LONDON -- None of the eastern European candidates to join the euro zone had inflation rates low enough to do so in July, according to figures released Friday by European Union statistics agency Eurostat.
Poland and other eastern European members of the European Union have said they want to secure rapid entry into the euro zone as their currencies have come under pressure with the withdrawal of foreign capital in response to the global financial crisis.
According to E.U. rules, new entrants must have an average annual inflation rate for the previous 12 months that is no more than 1.5 percentage points above the average of the three lowest national inflation rates among E.U. members.

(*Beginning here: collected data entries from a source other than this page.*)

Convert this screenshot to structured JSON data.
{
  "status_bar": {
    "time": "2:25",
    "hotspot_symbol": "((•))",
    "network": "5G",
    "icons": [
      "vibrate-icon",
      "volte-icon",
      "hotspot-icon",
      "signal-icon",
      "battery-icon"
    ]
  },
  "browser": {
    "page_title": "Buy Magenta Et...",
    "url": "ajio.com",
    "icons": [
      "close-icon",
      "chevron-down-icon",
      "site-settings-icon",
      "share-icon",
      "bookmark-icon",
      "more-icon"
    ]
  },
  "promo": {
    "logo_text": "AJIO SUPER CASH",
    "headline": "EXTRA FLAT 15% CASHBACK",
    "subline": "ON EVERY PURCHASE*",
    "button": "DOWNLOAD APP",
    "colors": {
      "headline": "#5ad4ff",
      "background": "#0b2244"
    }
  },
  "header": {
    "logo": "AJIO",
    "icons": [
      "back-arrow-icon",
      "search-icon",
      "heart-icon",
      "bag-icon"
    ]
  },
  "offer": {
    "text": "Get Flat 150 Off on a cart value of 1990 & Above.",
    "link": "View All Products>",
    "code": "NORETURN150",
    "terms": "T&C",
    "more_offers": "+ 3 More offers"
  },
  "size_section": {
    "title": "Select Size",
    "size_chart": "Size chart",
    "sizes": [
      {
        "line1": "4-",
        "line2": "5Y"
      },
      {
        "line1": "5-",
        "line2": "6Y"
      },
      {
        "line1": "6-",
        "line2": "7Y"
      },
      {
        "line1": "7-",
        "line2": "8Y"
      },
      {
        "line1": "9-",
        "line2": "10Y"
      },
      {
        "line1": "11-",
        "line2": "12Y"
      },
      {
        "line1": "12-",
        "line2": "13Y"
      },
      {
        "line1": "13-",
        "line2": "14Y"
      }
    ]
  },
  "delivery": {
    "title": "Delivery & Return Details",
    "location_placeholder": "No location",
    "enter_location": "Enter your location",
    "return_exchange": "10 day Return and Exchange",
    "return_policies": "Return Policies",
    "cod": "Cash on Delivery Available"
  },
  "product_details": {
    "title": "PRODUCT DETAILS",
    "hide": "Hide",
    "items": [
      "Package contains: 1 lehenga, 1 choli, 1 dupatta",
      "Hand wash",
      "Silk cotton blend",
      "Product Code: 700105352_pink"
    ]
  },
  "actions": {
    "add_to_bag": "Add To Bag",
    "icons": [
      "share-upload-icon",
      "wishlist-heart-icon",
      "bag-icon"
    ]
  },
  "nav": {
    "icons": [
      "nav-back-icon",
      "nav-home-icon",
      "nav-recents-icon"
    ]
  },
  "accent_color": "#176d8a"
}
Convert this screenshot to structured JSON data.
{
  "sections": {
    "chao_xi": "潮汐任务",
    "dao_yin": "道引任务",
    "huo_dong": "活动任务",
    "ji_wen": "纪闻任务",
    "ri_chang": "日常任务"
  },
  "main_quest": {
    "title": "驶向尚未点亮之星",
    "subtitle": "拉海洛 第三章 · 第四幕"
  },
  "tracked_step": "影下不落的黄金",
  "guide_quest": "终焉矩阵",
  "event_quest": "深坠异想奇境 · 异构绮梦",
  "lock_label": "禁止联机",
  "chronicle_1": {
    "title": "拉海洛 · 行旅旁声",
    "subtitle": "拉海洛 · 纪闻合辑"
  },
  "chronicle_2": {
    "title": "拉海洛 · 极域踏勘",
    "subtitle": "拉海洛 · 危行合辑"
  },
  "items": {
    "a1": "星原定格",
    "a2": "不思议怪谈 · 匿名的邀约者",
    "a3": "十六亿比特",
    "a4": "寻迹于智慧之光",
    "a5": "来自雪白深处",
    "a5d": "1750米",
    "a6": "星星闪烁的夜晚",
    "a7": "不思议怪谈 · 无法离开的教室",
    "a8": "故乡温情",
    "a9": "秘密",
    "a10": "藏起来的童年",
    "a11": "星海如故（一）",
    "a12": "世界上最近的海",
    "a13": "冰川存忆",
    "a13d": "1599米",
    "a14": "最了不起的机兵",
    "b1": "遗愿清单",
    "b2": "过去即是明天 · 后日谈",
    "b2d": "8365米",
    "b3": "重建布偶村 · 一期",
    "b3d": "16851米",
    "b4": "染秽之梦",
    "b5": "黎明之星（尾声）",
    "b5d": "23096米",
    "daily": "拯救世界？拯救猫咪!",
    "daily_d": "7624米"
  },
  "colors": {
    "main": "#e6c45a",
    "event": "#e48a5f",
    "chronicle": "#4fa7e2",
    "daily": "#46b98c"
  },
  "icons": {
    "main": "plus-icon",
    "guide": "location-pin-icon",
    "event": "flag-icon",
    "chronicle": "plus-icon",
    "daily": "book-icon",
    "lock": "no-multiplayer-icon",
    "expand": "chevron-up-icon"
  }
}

In June, those members were Portugal and Ireland, both with an inflation rate of 0.5%, and a group of countries including Germany with an inflation rate of 1.1%.

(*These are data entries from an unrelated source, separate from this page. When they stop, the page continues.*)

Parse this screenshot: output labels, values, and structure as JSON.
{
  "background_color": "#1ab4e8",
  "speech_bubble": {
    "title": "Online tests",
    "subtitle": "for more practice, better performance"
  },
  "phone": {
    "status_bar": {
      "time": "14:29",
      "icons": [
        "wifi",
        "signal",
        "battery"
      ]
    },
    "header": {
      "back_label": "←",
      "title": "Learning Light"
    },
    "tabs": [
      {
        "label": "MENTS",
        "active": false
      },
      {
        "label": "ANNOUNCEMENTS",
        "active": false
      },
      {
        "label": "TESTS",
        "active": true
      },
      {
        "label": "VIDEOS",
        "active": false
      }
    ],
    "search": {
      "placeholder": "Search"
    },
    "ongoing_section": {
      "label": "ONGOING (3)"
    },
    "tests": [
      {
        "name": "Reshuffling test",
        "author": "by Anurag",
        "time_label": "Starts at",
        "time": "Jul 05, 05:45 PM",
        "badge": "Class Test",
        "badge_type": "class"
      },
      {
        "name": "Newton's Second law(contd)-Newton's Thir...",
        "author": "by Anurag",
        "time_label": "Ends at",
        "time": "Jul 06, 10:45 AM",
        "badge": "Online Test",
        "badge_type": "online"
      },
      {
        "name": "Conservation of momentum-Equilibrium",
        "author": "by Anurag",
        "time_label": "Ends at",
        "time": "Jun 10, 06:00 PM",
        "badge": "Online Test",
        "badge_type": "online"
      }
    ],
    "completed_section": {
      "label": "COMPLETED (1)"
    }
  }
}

That means the maximum inflation rate for joining the euro zone was 2.2%, down from 2.6% in June.
However, the annual inflation rate averaged 4.0% over the 12 months to July in Poland and Hungary, while the Czech Republic's average annual inflation rate was 2.7%.
In July, consumer prices fell by 0.7% on the year in the euro zone, and 12 euro-zone members experienced deflation, or a decline in consumers prices compared with the same month of the previous year.
Other eastern European candidates are much further away from meeting the euro-zone entry criteria. In Romania, the inflation rate was 6.6%, while in Bulgaria, the inflation rate was 6.2%.
The three Baltic states also have far to go. In Latvia, the inflation rate was 8.8%, while in Lithuania it was 7.8%, and in Estonia it was 4.8%.